October 22, 2009
If this madness all ended tomorrow, I would do…almost nothing
(This post originally appeared on FindYourNerve on October 21)
I don’t know what you call the last 12 months of global macroeconomic meltdown. I’ve taken to calling it the Great Repression. In part because it’s somewhere in between a Recession and a Depression, in part because it’s certainly repressed the wants and needs of startups and growth companies the world over. And it makes for good cocktail party chatter.
Someone asked me a question the other day, which started off with “Now that the recession is over…” I can’t even remember the end of the question. I got lost in the framing of it, mostly because I’m not convinced it’s over yet. Fine, fine, Bernanke says it’s over. But he couldn’t possibly have used more caveats or more cautious language to couch his statement. I haven’t seem great signs of a recovery, in any case. But the question got me thinking. What would I do if the recession really was over, or if I knew that, say, tomorrow, the heavens would open up and swallow our inflation fears, deflation fears, and collective global deficits whole?

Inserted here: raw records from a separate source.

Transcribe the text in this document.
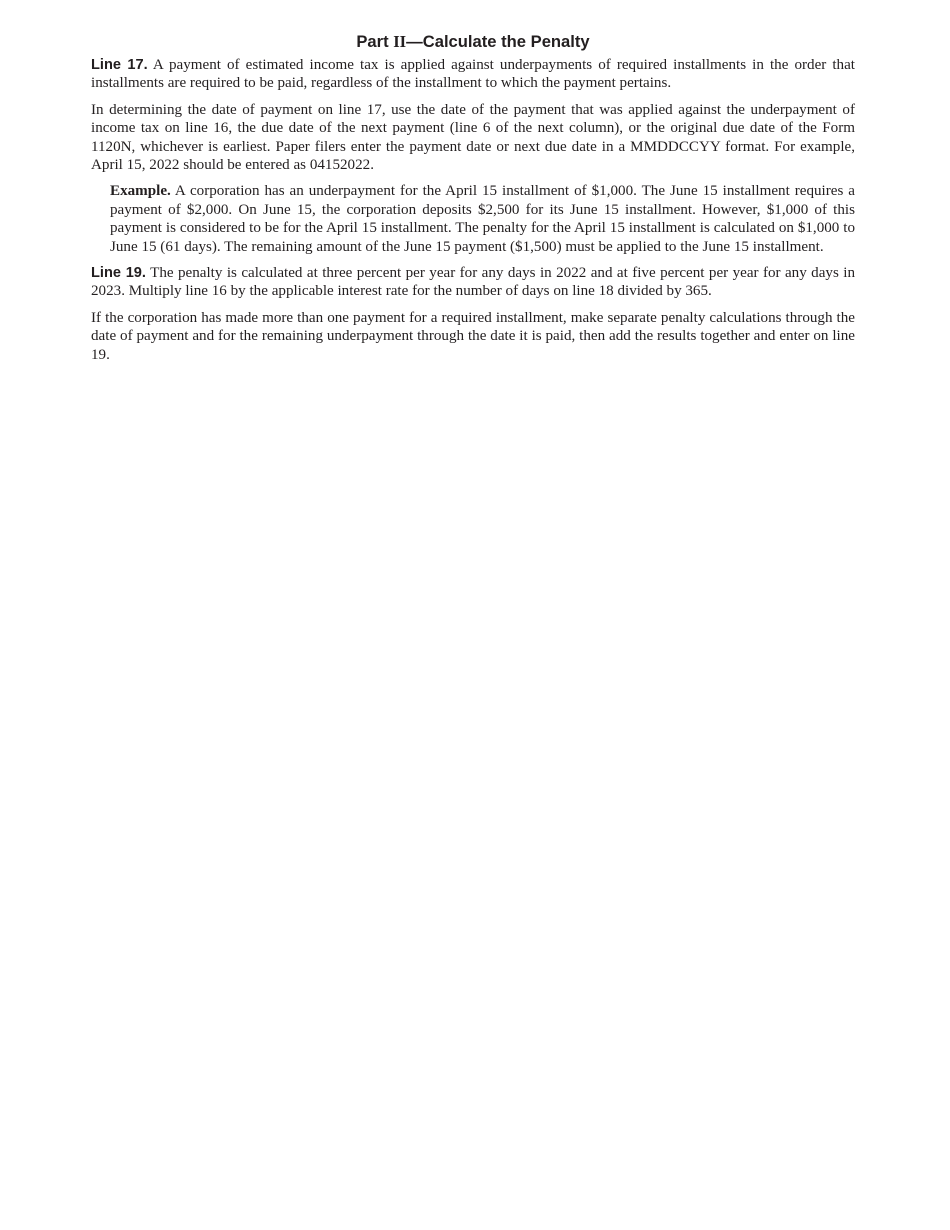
Part II—Calculate the Penalty

Line 17. A payment of estimated income tax is applied against underpayments of required installments in the order that installments are required to be paid, regardless of the installment to which the payment pertains.

In determining the date of payment on line 17, use the date of the payment that was applied against the underpayment of income tax on line 16, the due date of the next payment (line 6 of the next column), or the original due date of the Form 1120N, whichever is earliest. Paper filers enter the payment date or next due date in a MMDDCCYY format. For example, April 15, 2022 should be entered as 04152022.

Example. A corporation has an underpayment for the April 15 installment of $1,000. The June 15 installment requires a payment of $2,000. On June 15, the corporation deposits $2,500 for its June 15 installment. However, $1,000 of this payment is considered to be for the April 15 installment. The penalty for the April 15 installment is calculated on $1,000 to June 15 (61 days). The remaining amount of the June 15 payment ($1,500) must be applied to the June 15 installment.

Line 19. The penalty is calculated at three percent per year for any days in 2022 and at five percent per year for any days in 2023. Multiply line 16 by the applicable interest rate for the number of days on line 18 divided by 365.

If the corporation has made more than one payment for a required installment, make separate penalty calculations through the date of payment and for the remaining underpayment through the date it is paid, then add the results together and enter on line 19.
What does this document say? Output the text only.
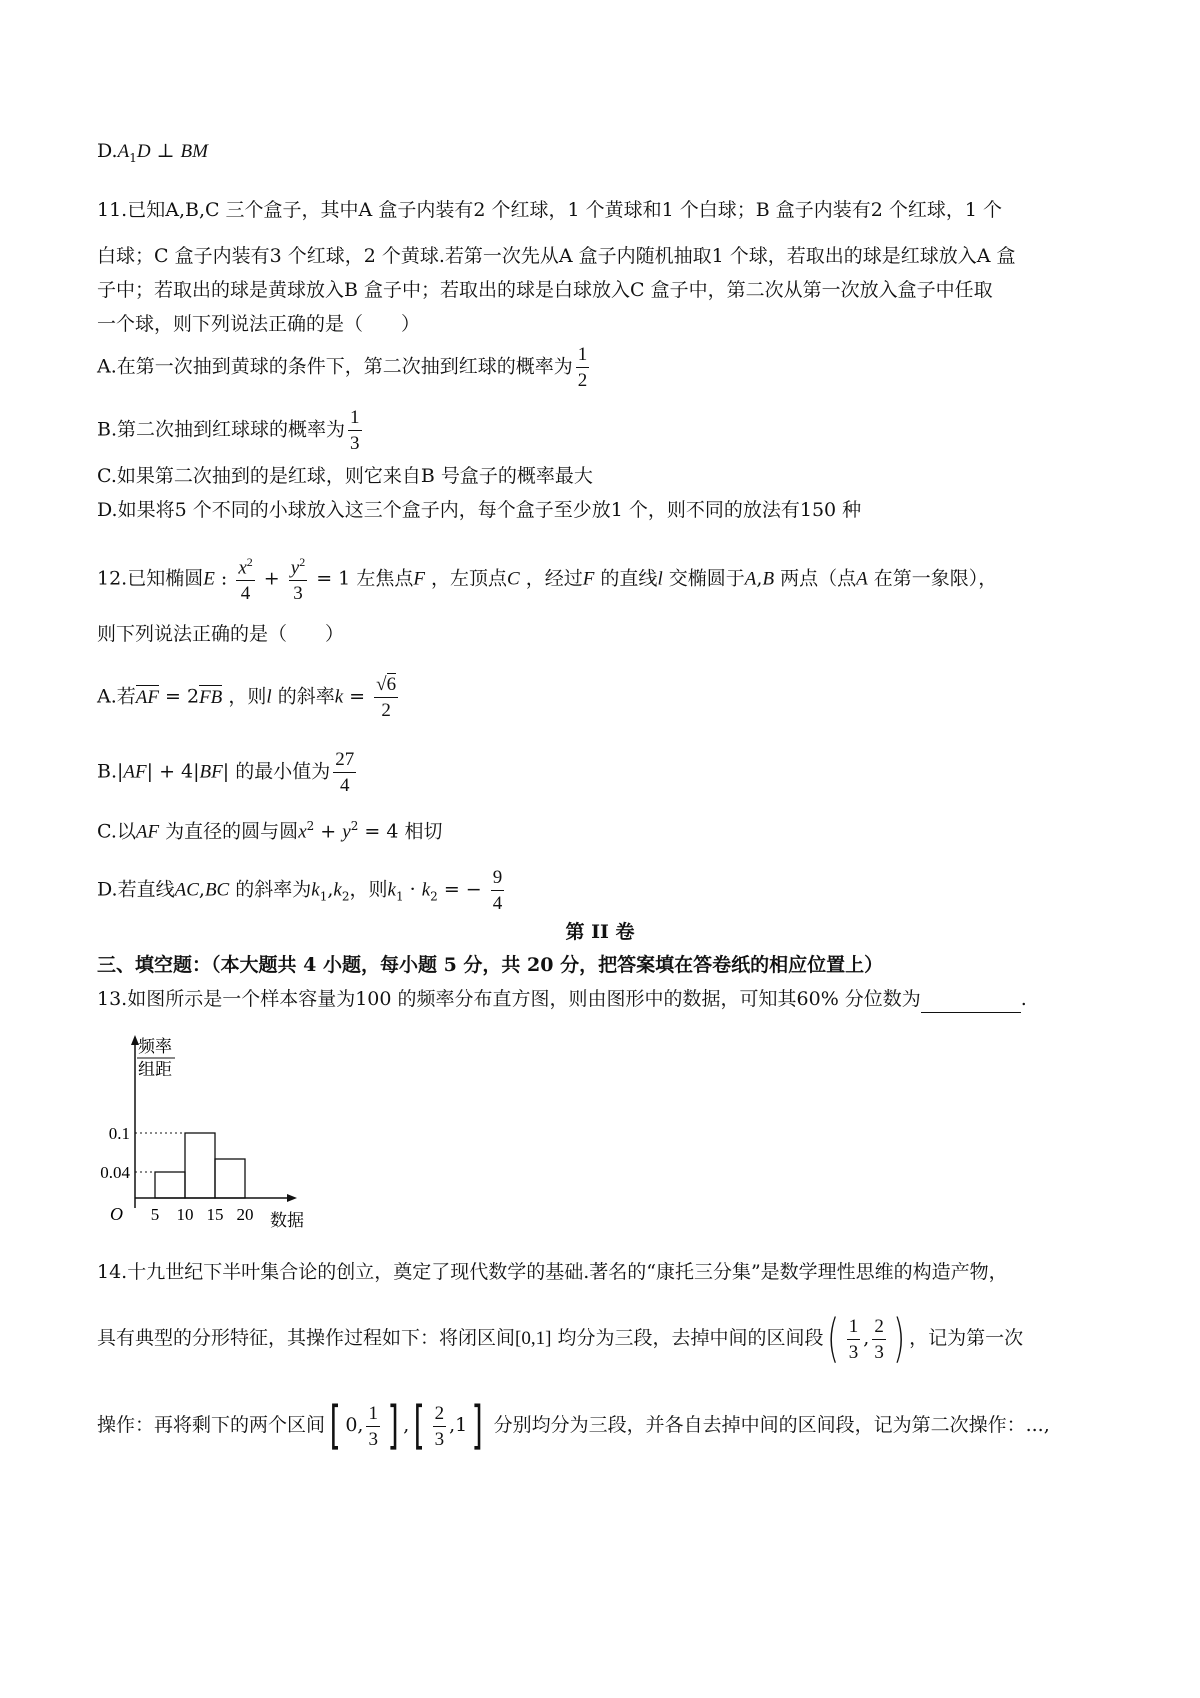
$D.A_1D$ ⊥ BM
11.已知A,B,C 三个盒子，其中A 盒子内装有2 个红球，1 个黄球和1 个白球；B 盒子内装有2 个红球，1 个
白球；C 盒子内装有3 个红球，2 个黄球.若第一次先从A 盒子内随机抽取1 个球，若取出的球是红球放入A 盒
子中；若取出的球是黄球放入B 盒子中；若取出的球是白球放入C 盒子中，第二次从第一次放入盒子中任取
一个球，则下列说法正确的是（　　）
A.在第一次抽到黄球的条件下，第二次抽到红球的概率为 $\frac{1}{2}$
B.第二次抽到红球球的概率为 $\frac{1}{3}$
C.如果第二次抽到的是红球，则它来自B 号盒子的概率最大
D.如果将5 个不同的小球放入这三个盒子内，每个盒子至少放1 个，则不同的放法有150 种
12.已知椭圆E : $\frac{x^2}{4} + \frac{y^2}{3} = 1$ 左焦点F ，左顶点C ，经过F 的直线l 交椭圆于A,B 两点（点A 在第一象限），
则下列说法正确的是（　　）
A.若AF = 2FB ，则l 的斜率$k = \frac{√6}{2}$
B.|AF| + 4|BF| 的最小值为 $\frac{27}{4}$
C.以AF 为直径的圆与圆$x^2 + y^2 = 4$ 相切
D.若直线AC,BC 的斜率为$k_1,k_2$，则$k_1 \cdot k_2$ = − $\frac{9}{4}$
第 II 卷
三、填空题：（本大题共 4 小题，每小题 5 分，共 20 分，把答案填在答卷纸的相应位置上）
13.如图所示是一个样本容量为100 的频率分布直方图，则由图形中的数据，可知其60% 分位数为	.
频率
组距
O	数据
5 10 15 20
0.04
0.1
14.十九世纪下半叶集合论的创立，奠定了现代数学的基础.著名的“康托三分集”是数学理性思维的构造产物，
具有典型的分形特征，其操作过程如下：将闭区间[0,1] 均分为三段，去掉中间的区间段( $\frac{1}{3}$ , $\frac{2}{3}$ ) ，记为第一次
操作：再将剩下的两个区间[ 0, $\frac{1}{3}$ ] ,[ $\frac{2}{3} ,1$] 分别均分为三段，并各自去掉中间的区间段，记为第二次操作：...,
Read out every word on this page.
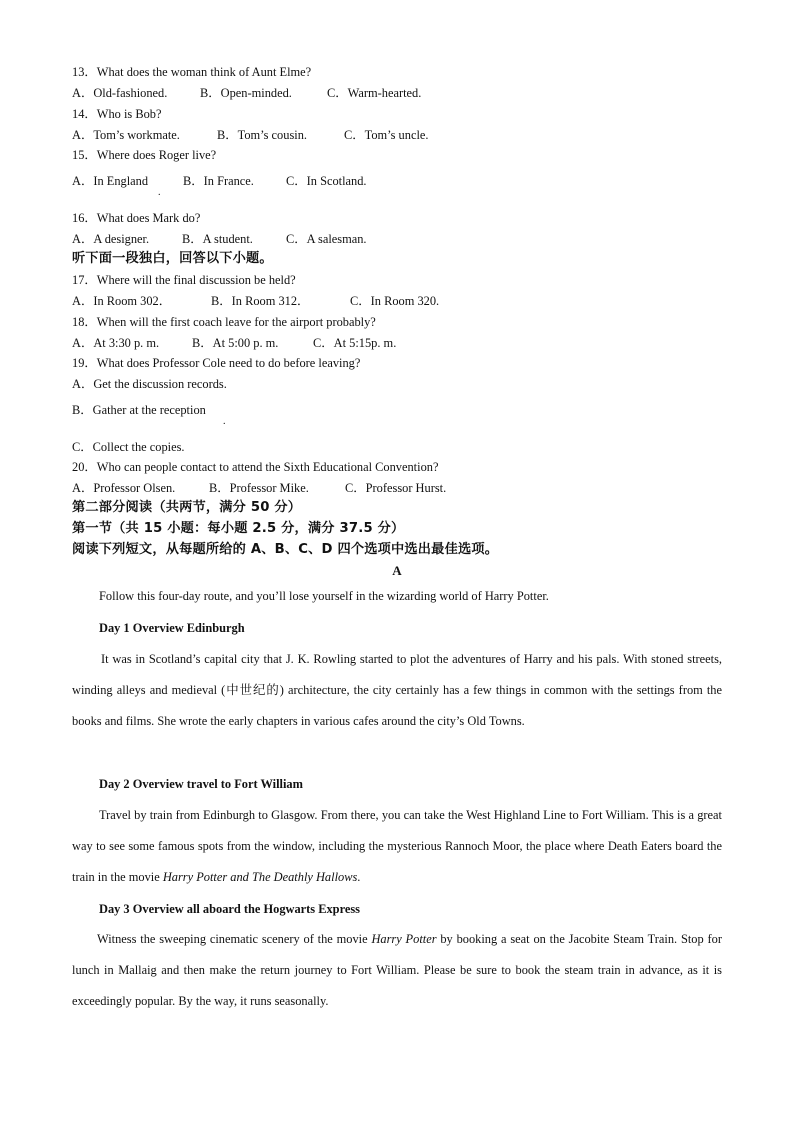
13．What does the woman think of Aunt Elme?
A．Old-fashioned.	B．Open-minded.	C．Warm-hearted.
14．Who is Bob?
A．Tom’s workmate.	B．Tom’s cousin.	C．Tom’s uncle.
15．Where does Roger live?
A．In England	B．In France.	C．In Scotland.
.
16．What does Mark do?
A．A designer.	B．A student.	C．A salesman.
听下面一段独白，回答以下小题。
17．Where will the final discussion be held?
A．In Room 302．	B．In Room 312．	C．In Room 320.
18．When will the first coach leave for the airport probably?
A．At 3:30 p. m.	B．At 5:00 p. m.	C．At 5:15p. m.
19．What does Professor Cole need to do before leaving?
A．Get the discussion records.
B．Gather at the reception
.
C．Collect the copies.
20．Who can people contact to attend the Sixth Educational Convention?
A．Professor Olsen.	B．Professor Mike.	C．Professor Hurst.
第二部分阅读（共两节，满分 50 分）
第一节（共 15 小题：每小题 2.5 分，满分 37.5 分）
阅读下列短文，从每题所给的 A、B、C、D 四个选项中选出最佳选项。
A
Follow this four-day route, and you’ll lose yourself in the wizarding world of Harry Potter.
Day 1 Overview Edinburgh
It was in Scotland’s capital city that J. K. Rowling started to plot the adventures of Harry and his pals. With stoned streets, winding alleys and medieval (中世纪的) architecture, the city certainly has a few things in common with the settings from the books and films. She wrote the early chapters in various cafes around the city’s Old Towns.
Day 2 Overview travel to Fort William
Travel by train from Edinburgh to Glasgow. From there, you can take the West Highland Line to Fort William. This is a great way to see some famous spots from the window, including the mysterious Rannoch Moor, the place where Death Eaters board the train in the movie Harry Potter and The Deathly Hallows.
Day 3 Overview all aboard the Hogwarts Express
Witness the sweeping cinematic scenery of the movie Harry Potter by booking a seat on the Jacobite Steam Train. Stop for lunch in Mallaig and then make the return journey to Fort William. Please be sure to book the steam train in advance, as it is exceedingly popular. By the way, it runs seasonally.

You know what? I wouldn’t do a thing. That’s not entirely true. I’d probably sleep better that night. But I wouldn’t do a lot of other things out of the gate. This last year has tested nerves. My nerve as a CEO, my Board’s nerve, and the collective nerve of our organization. And we’ve pulled off a great year. We will still grow close to 50%, we greatly expanded our operating margins and are generating nice cash flow, and we preserved all jobs, salaries, and core benefits (all five of our objectives that I laid out 12 months ago when the &*%$ started to hit the fan).
So, why wouldn’t I do anything different if I knew the world would be a different place tomorrow? Because holding our nerve this past year has changed a lot of things about our organization for the better, and I don’t want to see us reverse course on those things just because we can. Here’s one example, one of many we have – when we cut our travel budget by 50% this year, everyone on the team looked at us like we were crazy and said there was no way we’d be able to make budget. Guess what – we BEAT the slashed budget by almost a third, without complaint! Why should we triple it going forward to get back to where we were?
Anyway, other companies can lose their nerve when they aren’t forced to have it. As for me and Return Path, while we will certainly move some things back to normal over time as the world improves, it won’t be a wholesale reversion to yesteryear.